Mennerich: Die Regularien der Deutschen Fußball Liga (DFL) und der Uefa schreiben uns dieses Bezahl-Modell vor. Es hat den Zweck, die Inhaber von teuren Übertragungsrechten vor Konkurrenz durch die Vereine zu schützen. Wir bemühen uns darum, das Angebot so günstig wie möglich zu halten. Seit dem Start im Jahr 2004 verlangen wir dafür nur drei Euro im Monat, obwohl wir die Inhalte seither immer weiter ausgebaut haben. Kein anderer Bundesliga-Verein bietet das so günstig an wie wir.
Wie viel von den Abo-Erlösen dürfen Sie behalten und reicht das Geld, um FCB.TV zu refinanzieren?
Mennerich: FCB.TV wirtschaftet kostendeckend. Die Abo-Erlöse dürfen wir komplett behalten. Weitere Einnahmen erzielen wir durch Werbung bei FCB News, dort ist Bwin unser Partner. Der Verkauf von Bewegtbildinhalten an ausländische TV-Stationen stellt eine weitere Umsatzquelle für uns dar.
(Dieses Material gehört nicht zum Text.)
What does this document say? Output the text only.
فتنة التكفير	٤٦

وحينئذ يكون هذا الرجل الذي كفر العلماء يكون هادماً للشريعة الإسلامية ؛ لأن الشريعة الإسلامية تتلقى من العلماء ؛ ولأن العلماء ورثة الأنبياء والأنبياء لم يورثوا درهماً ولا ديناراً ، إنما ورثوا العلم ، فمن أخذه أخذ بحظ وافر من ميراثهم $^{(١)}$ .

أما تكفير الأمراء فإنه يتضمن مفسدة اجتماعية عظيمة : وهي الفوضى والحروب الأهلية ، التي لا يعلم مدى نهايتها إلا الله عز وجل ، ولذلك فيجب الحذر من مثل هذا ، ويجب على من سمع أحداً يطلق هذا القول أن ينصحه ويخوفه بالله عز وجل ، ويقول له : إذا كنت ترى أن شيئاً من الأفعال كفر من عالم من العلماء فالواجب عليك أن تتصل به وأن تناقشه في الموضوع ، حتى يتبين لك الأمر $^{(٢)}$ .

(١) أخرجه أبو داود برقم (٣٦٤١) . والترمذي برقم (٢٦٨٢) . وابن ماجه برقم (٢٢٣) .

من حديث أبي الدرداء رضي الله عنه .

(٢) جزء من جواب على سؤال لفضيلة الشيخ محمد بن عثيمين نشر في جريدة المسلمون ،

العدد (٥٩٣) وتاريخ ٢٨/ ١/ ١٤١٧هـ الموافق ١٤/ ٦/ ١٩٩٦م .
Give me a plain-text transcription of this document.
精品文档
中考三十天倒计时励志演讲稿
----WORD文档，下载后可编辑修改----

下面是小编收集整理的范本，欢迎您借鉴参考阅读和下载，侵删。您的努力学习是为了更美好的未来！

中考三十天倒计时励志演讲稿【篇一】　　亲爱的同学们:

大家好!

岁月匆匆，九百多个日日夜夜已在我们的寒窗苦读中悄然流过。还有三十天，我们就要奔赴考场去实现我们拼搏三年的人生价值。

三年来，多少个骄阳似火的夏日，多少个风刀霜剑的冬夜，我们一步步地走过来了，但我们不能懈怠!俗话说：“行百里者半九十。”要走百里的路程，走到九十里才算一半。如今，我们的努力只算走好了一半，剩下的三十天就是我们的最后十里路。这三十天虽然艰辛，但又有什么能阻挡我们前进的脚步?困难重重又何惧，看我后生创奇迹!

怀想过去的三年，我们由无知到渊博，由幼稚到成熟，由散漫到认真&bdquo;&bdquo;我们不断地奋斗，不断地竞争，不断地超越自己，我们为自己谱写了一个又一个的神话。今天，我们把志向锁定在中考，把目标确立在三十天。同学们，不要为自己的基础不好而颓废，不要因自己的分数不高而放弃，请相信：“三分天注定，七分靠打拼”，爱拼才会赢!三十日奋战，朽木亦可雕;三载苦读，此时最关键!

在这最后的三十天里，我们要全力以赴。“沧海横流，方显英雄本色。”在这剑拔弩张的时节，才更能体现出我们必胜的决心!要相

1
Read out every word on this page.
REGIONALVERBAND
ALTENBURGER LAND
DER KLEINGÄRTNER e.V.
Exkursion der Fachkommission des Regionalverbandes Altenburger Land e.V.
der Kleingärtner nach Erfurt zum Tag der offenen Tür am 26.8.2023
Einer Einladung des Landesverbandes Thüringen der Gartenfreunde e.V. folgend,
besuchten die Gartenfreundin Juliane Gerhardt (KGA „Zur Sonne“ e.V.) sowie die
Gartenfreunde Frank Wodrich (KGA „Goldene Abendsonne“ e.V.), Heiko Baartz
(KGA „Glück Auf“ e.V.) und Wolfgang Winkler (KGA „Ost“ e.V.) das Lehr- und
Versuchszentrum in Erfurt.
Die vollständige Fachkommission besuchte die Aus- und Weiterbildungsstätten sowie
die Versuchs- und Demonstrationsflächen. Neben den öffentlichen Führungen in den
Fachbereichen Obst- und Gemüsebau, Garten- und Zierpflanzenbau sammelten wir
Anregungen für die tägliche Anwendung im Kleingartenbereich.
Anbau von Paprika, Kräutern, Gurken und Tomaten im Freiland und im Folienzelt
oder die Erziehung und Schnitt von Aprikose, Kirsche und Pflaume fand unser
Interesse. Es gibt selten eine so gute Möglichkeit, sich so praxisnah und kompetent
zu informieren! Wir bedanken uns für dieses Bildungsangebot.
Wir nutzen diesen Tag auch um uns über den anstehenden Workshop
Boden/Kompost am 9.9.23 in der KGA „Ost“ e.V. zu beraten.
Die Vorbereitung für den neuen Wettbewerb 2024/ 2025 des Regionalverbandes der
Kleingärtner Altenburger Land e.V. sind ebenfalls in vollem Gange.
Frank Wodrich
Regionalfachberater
Wie stark wird Ihr Bewegtbildangebot genutzt?
Mennerich: Die News erzielen pro Sendung bis zu 200.000 Abrufe netto; zur Zahl der Abos machen wir keine Angaben.
Stefan Mennerich ist Direktor Medienrechte, Neue Medien und IT beim FC Bayern. Der Diplom-Kaufmann wirkt seit 1997 beim Bundesliga-Rekordmeister und arbeitete zuvor als freier Mitarbeiter bei der Münchner "Abendzeitung".